Discover the charms of 19th-century Russian life in the Perm Territory

Historian and architecture expert William Brumfield explores traditional wooden architecture near one of the biggest cities in the Urals.
Perm. Tokarev House. August 23, 1999

The city of Perm, a major industrial and administrative center located just on the European side of the northern Urals, extends for miles along the high east bank of the Kama River. In the summer of 1909, Russian photographer and chemist Sergei Prokudin-Gorsky visited the city on the first of three expeditions to the Ural Mountains. He took views ranging from ruggedly beautiful nature to large factories.

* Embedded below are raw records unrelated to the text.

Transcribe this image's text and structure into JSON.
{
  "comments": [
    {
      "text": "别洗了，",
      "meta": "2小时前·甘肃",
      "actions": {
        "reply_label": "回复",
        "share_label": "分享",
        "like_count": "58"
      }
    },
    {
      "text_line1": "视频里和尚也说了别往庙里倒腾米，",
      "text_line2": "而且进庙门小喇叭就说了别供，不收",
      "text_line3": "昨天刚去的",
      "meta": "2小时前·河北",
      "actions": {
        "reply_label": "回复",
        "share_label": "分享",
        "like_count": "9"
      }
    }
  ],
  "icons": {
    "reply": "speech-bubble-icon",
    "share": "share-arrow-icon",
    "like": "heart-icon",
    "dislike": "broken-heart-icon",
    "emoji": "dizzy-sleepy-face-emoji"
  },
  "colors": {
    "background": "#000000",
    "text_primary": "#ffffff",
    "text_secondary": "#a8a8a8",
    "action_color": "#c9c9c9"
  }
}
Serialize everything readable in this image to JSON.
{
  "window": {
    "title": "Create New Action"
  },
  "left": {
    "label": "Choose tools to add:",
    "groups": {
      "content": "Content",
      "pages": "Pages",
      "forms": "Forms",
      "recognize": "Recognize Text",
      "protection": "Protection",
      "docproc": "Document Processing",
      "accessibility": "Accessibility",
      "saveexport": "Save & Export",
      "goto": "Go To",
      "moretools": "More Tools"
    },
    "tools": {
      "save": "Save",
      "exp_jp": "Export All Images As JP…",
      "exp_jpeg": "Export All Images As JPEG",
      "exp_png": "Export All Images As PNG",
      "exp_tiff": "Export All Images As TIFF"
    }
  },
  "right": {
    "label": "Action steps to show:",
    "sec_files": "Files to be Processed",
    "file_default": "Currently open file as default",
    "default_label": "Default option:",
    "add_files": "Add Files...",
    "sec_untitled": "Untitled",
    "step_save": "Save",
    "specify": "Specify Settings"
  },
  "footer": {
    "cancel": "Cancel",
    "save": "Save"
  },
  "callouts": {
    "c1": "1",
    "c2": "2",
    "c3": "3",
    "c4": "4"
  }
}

Tokarev House. Main facade, window detail. August 23, 1999

He also took his tripod-mounted camera to the hillocks to the east of the city from where he took panoramic views of the central district that give a sense of its urban neighborhoods. One of the striking features of Prokudin-Gorsky’s panoramas is the prevalence of wooden houses. In fact, most dwellings in the provincial cities of Russia’s forested heartland were built from wood even into the 20th century. Built of logs on a brick foundation, houses in urban areas were usually clad in plank siding with decorative details.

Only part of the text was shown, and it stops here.